Urteil des Gerichtshofes in der Rechtsache C-100/95

Vorabentscheidungsersuchen des Finanzgerichts Bremen in dem Rechtsstreit Brigitte Kording/Senator für Finanzen

Deutsche Vorschriften könnten teilzeitbeschäftigte Frauen in der öffentlichen Finanzverwaltung im Falle des Zugangs zum Steuerberaterberuf gemeinschaftsrechtwidrig diskriminieren, wenn diese Vorschriften nicht durch objektive Faktoren gerechtfertigt sind, die nichts mit einer Diskriminierung aufgrund des Geschlechts zu tun haben.


Der Gerichtshof äußert sich zur Frage der Diskriminierung teilzeitbeschäftigter Frauen durch das deutsche Steuerberatungsgesetz, das Mitarbeiter der öffentlichen Finanzverwaltung nur nach 15 Jahren Vollzeitbeschäftigung von der Steuerberaterprüfung befreit.

I. Zum Sachverhalt

Frau Kording, Jahrgang 1953, ist als Sachbearbeiterin bei der Oberfinanzdirektion Bremen tätig. Da sie sich als Steuerberaterin selbständig machen will, beantragte sie mit Schreiben vom 21. Oktober 1992 beim Senator für Finanzen eine verbindliche Auskunft darüber, ob die bisher von ihr ausgeübten Tätigkeiten zum Stichtag des 30. April 1993 den Anforderungen für die Befreiung von der Steuerberaterprüfung entsprachen.
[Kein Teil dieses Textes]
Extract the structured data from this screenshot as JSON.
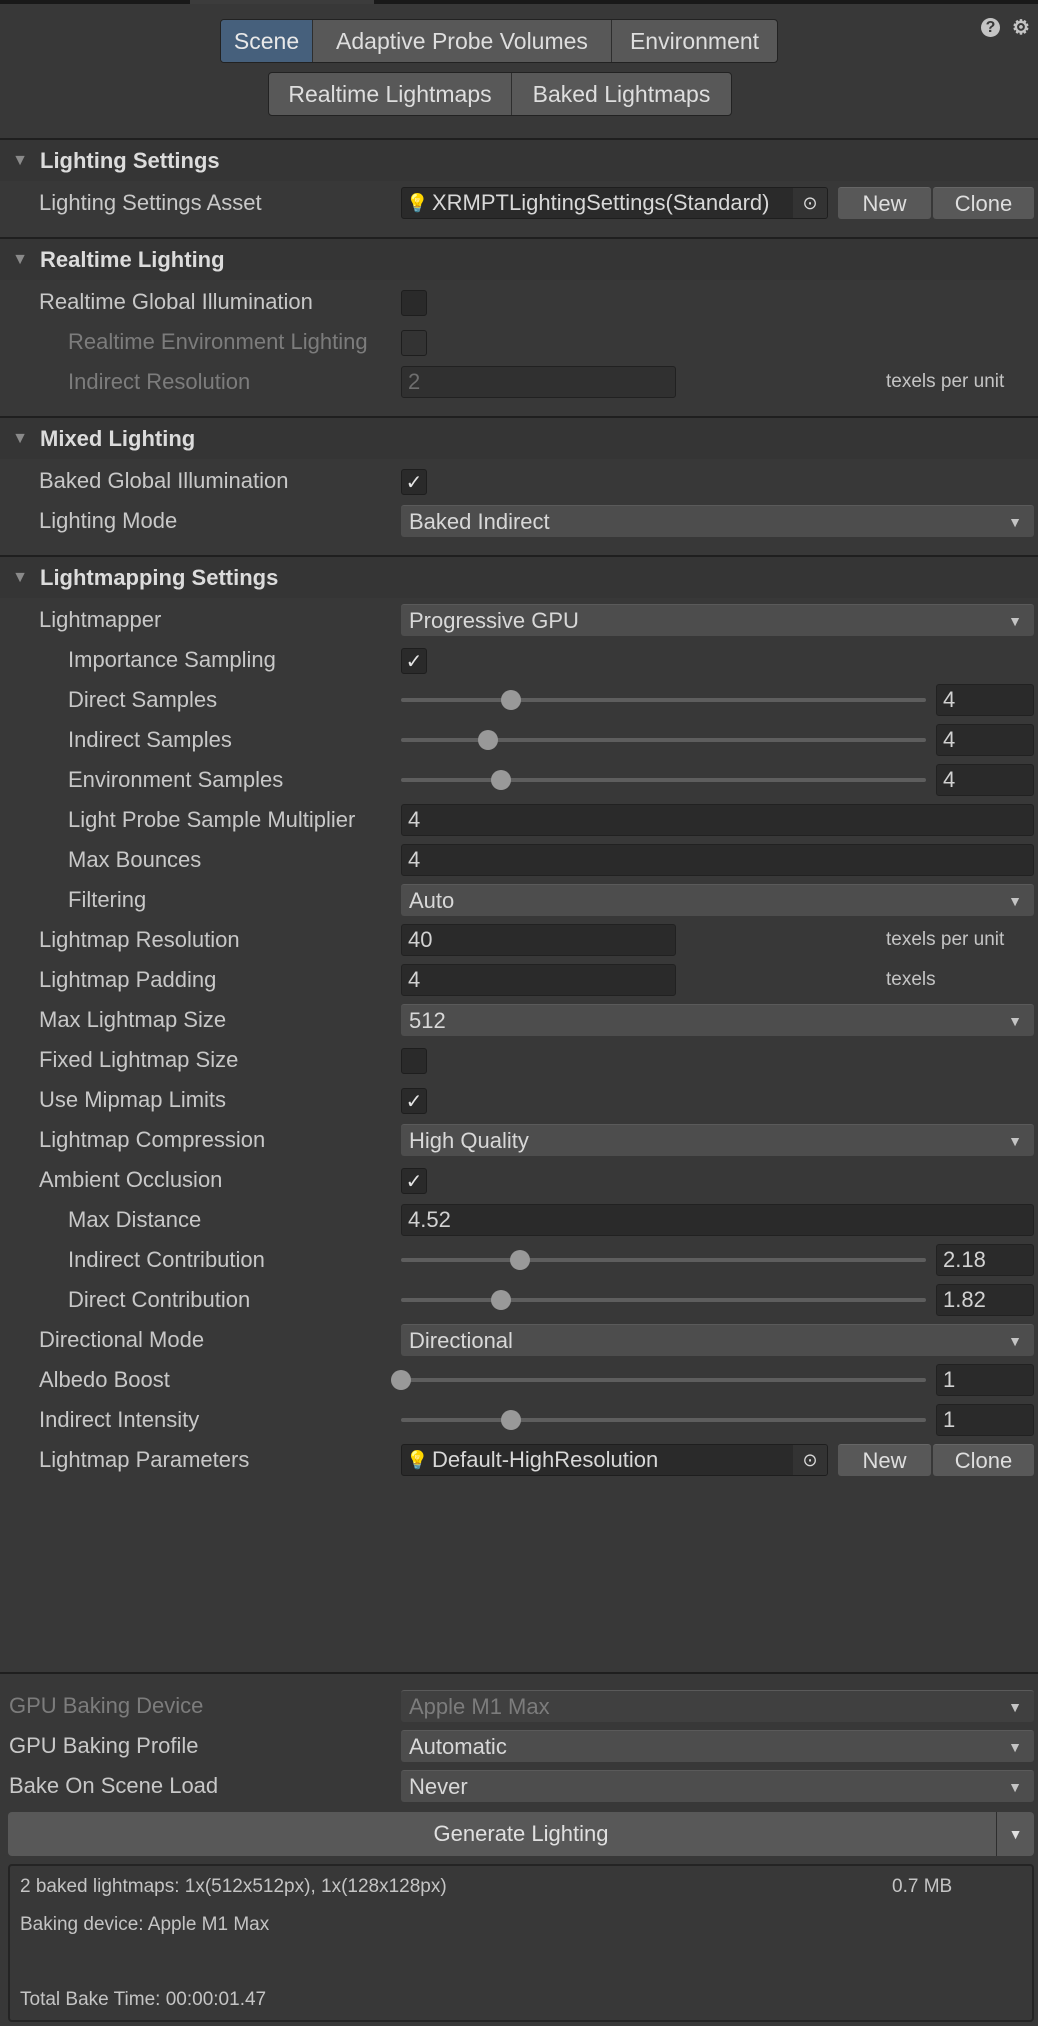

Der Zulassungsausschuß für Steuerberater erteilte der Klägerin am 11. Februar 1993 eine verbindliche Auskunft dahin, daß zwar die von ihr ausgeübte Tätigkeit zur Erfüllung der Voraussetzungen anerkannt werde, jedoch zum 30. April 1993 die nach dem deutschen Steuerberatungsgesetz zu erfüllende Mindestvoraussetzung einer fünfzehnjährigen Tätigkeit nicht erfüllt sei, da Frau K. (wie viele Frauen) zum Teil teilzeitbeschäftigt gewesen sei. Bei der Festlegung des zeitlichen Umfangs der praktischen Tätigkeit sei der Gesetzgeber davon ausgegangen, daß diese hauptberuflich im Sinne einer Vollzeittätigkeit ausgeübt worden sei. Deshalb seien bei einem Bewerber, der teilzeitbeschäftigt sei, die entsprechenden Zeiten nur in dem Verhältnis anrechenbar, in dem die individuelle Arbeitszeit zur regelmäßigen Arbeitszeit stehe.
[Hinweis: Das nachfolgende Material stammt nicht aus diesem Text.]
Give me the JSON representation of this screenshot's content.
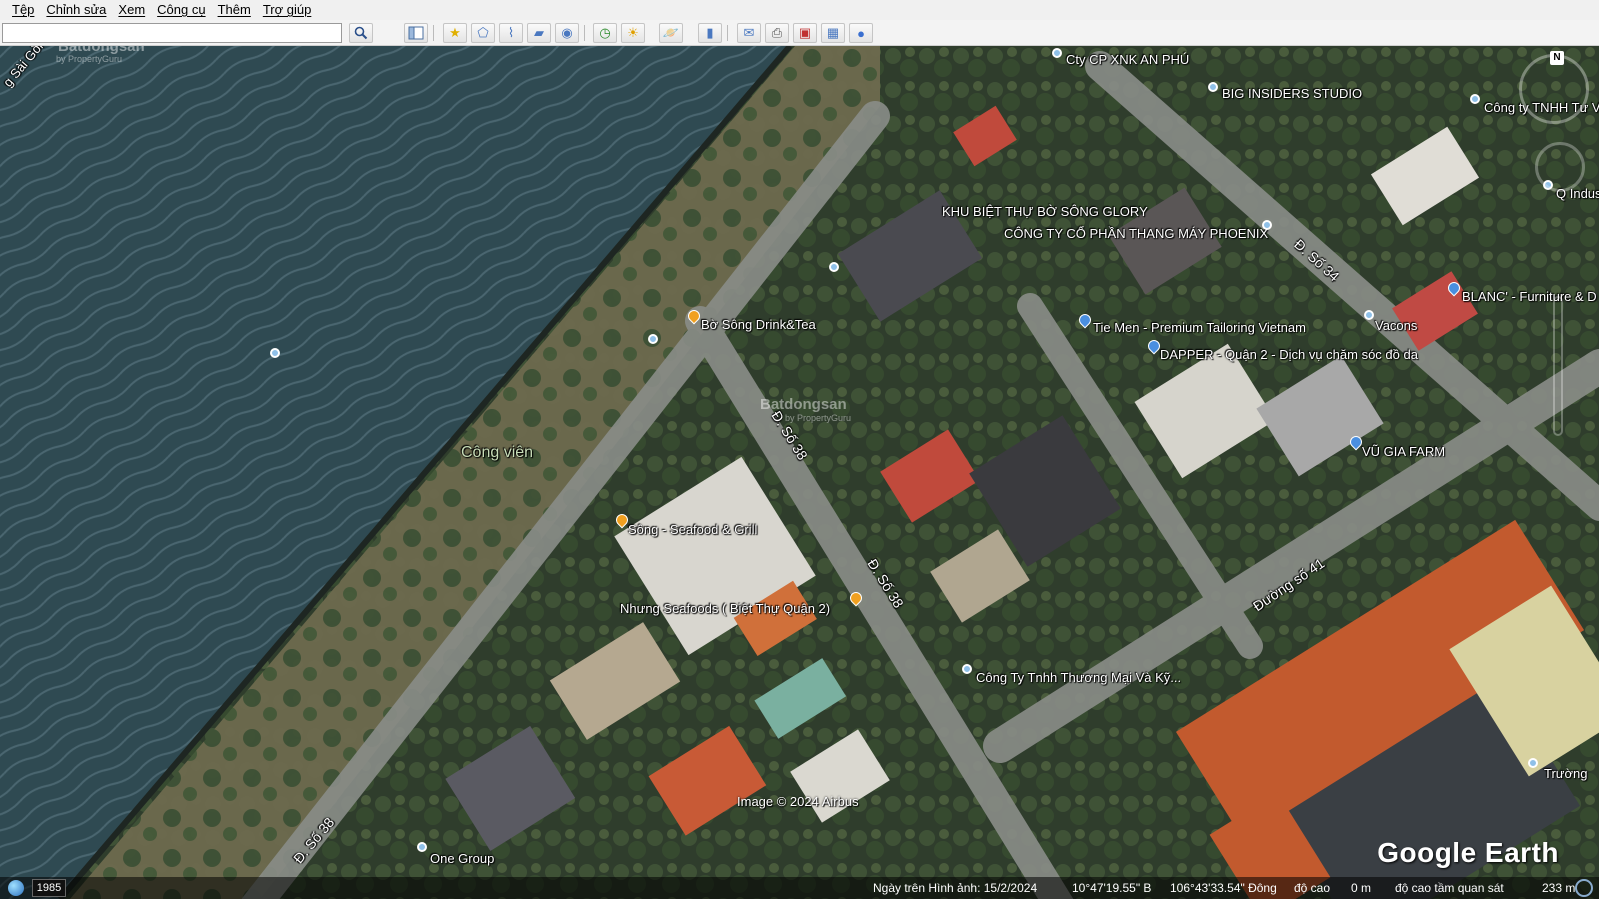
{
  "menu": [
    "Tệp",
    "Chỉnh sửa",
    "Xem",
    "Công cụ",
    "Thêm",
    "Trợ giúp"
  ],
  "search": {
    "value": "",
    "placeholder": ""
  },
  "toolbar_icons": [
    "search-icon",
    "sidebar-icon",
    "placemark-icon",
    "polygon-icon",
    "path-icon",
    "overlay-icon",
    "tour-icon",
    "historical-imagery-icon",
    "sunlight-icon",
    "planets-icon",
    "ruler-icon",
    "email-icon",
    "print-icon",
    "save-image-icon",
    "map-view-icon",
    "google-maps-icon"
  ],
  "watermark": {
    "text": "Batdongsan",
    "sub": "by PropertyGuru"
  },
  "labels": {
    "river_road": "g Sài Gòn",
    "park": "Công viên",
    "company_an_phu": "Cty CP XNK AN PHÚ",
    "big_insiders": "BIG INSIDERS STUDIO",
    "cong_ty_tnhh_tu_van": "Công ty TNHH Tư Vấ",
    "q_indus": "Q Indus",
    "khu_biet_thu": "KHU BIỆT THỰ BỜ SÔNG GLORY",
    "phoenix": "CÔNG TY CỔ PHẦN THANG MÁY PHOENIX",
    "bo_song_drink": "Bờ Sông Drink&Tea",
    "tie_men": "Tie Men - Premium Tailoring Vietnam",
    "vacons": "Vacons",
    "blanc": "BLANC' - Furniture & D",
    "dapper": "DAPPER - Quận 2 - Dịch vụ chăm sóc đồ da",
    "vu_gia_farm": "VŨ GIA FARM",
    "song_seafood": "Sông - Seafood & Grill",
    "nhung_seafoods": "Nhưng Seafoods ( Biệt Thự Quận 2)",
    "cong_ty_thuong_mai": "Công Ty Tnhh Thương Mại Và Kỹ...",
    "truong": "Trường",
    "one_group": "One Group",
    "image_credit": "Image © 2024 Airbus"
  },
  "roads": {
    "d_so_34": "Đ. Số 34",
    "d_so_38_a": "Đ. Số 38",
    "d_so_38_b": "Đ. Số 38",
    "d_so_38_c": "Đ. Số 38",
    "duong_so_41": "Đường số 41"
  },
  "brand": "Google Earth",
  "navigation": {
    "north": "N"
  },
  "status": {
    "year": "1985",
    "imagery_date": "Ngày trên Hình ảnh: 15/2/2024",
    "lat": "10°47'19.55\" B",
    "lon": "106°43'33.54\" Đông",
    "elev_label": "độ cao",
    "elev_value": "0 m",
    "eye_label": "độ cao tầm quan sát",
    "eye_value": "233 m"
  }
}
II. Zum gerichtlichen Verfahren

Frau K. erhob am 9.03.1993 Klage beim Finanzgericht Bremen. Dieses hat Zweifel an der Vereinbarkeit der deutschen Rechtsvorschriften mit der Richtlinie 76/207/EWG „zur Verwirklichung des Grundsatzes der Gleichbehandlung von Männern und Frauen hinsichtlich des Zugangs zur Beschäftigung, zur Berufsbildung und zum beruflichen Aufstieg sowie in bezug auf die Arbeitsbedingungen". Das deutsche Gericht hat deshalb das Verfahren ausgesetzt und dem Gerichtshof eine Frage nach der Auslegung der Gemeinschaftsrichtlinie vorgelegt.
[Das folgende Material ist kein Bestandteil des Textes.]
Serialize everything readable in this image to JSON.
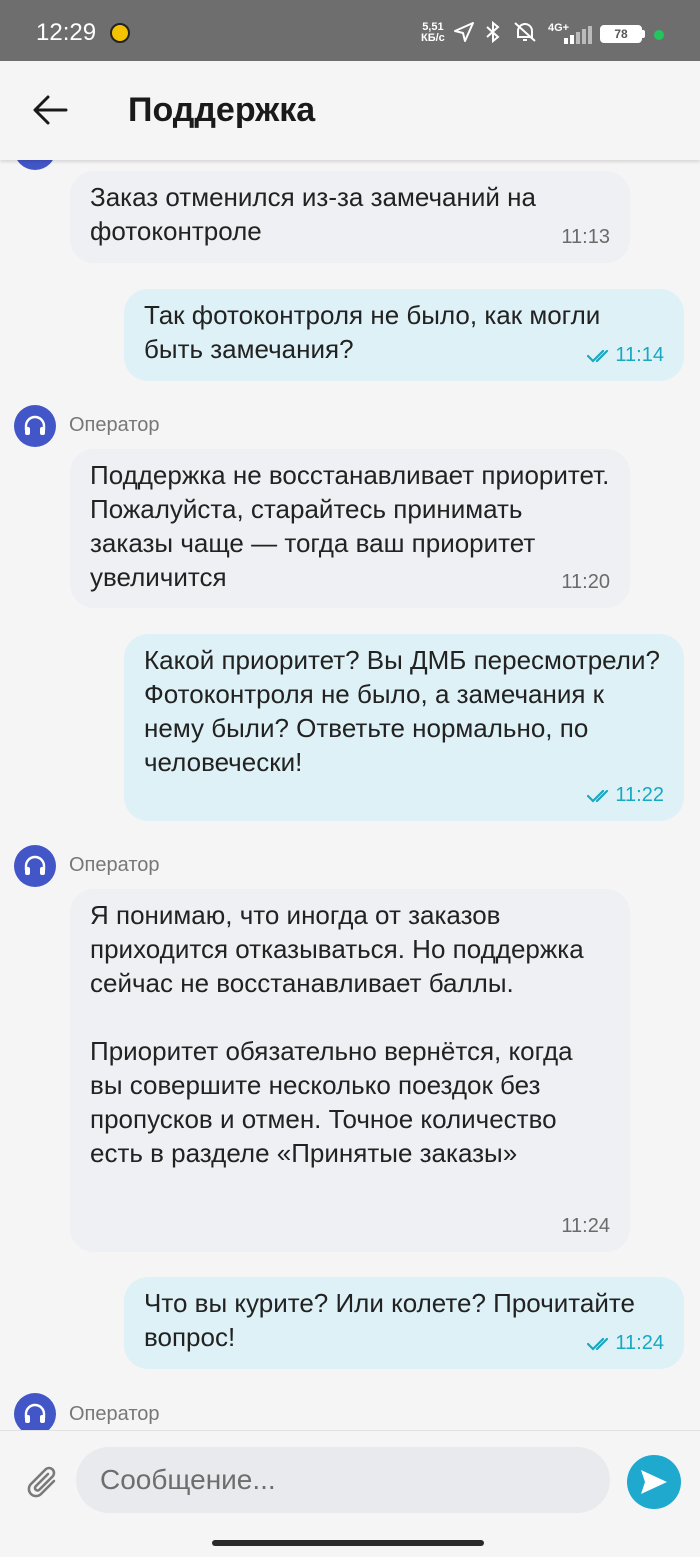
{
  "status_bar": {
    "time": "12:29",
    "net_speed": "5,51",
    "net_unit": "КБ/с",
    "network": "4G+",
    "battery": "78"
  },
  "header": {
    "title": "Поддержка"
  },
  "messages": [
    {
      "from": "operator",
      "text": "Заказ отменился из-за замечаний на фотоконтроле",
      "time": "11:13"
    },
    {
      "from": "me",
      "text": "Так фотоконтроля не было, как могли быть замечания?",
      "time": "11:14"
    },
    {
      "from": "operator",
      "sender": "Оператор",
      "text": "Поддержка не восстанавливает приоритет. Пожалуйста, старайтесь принимать заказы чаще — тогда ваш приоритет увеличится",
      "time": "11:20"
    },
    {
      "from": "me",
      "text": "Какой приоритет? Вы ДМБ пересмотрели? Фотоконтроля не было, а замечания к нему были? Ответьте нормально, по человечески!",
      "time": "11:22"
    },
    {
      "from": "operator",
      "sender": "Оператор",
      "text": "Я понимаю, что иногда от заказов приходится отказываться. Но поддержка сейчас не восстанавливает баллы.\n\nПриоритет обязательно вернётся, когда вы совершите несколько поездок без пропусков и отмен. Точное количество есть в разделе «Принятые заказы»",
      "time": "11:24"
    },
    {
      "from": "me",
      "text": "Что вы курите? Или колете? Прочитайте вопрос!",
      "time": "11:24"
    }
  ],
  "last_sender": "Оператор",
  "input": {
    "placeholder": "Сообщение..."
  },
  "colors": {
    "accent": "#1fa9cf",
    "avatar": "#4356c7",
    "my_bubble": "#def1f6",
    "op_bubble": "#eef0f3"
  }
}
III. Aus den Gründen des Urteils des Gerichtshofes

Der Gerichtshof führt aus, die Frage des vorlegenden Gerichts gehe dahin, ob nationale Rechtsvorschriften, nach denen sich die Gesamtdauer der als Voraussetzung für die Befreiung von der Steuerberaterprüfung geforderten Sachbearbeitertätigkeiten bei Teilzeitbeschäftigung mit Ermäßigung bis auf die Hälfte der regelmäßigen Arbeitszeit entsprechend verlängert, gegen Artikel 3 Absatz 1 der Richtlinie verstoße.

Artikel 3 Absatz 1 der Richtlinie verbietet jede Diskriminierung aufgrund des Geschlechts bei den Bedingungen des Zugangs Ä einschließlich der Auswahlkriterien Ä zu den Beschäftigungen oder Arbeitsplätzen Ä unabhängig vom Tätigkeitsbereich oder Wirtschaftszweig Ä und zu allen Stufen der beruflichen Rangordnung.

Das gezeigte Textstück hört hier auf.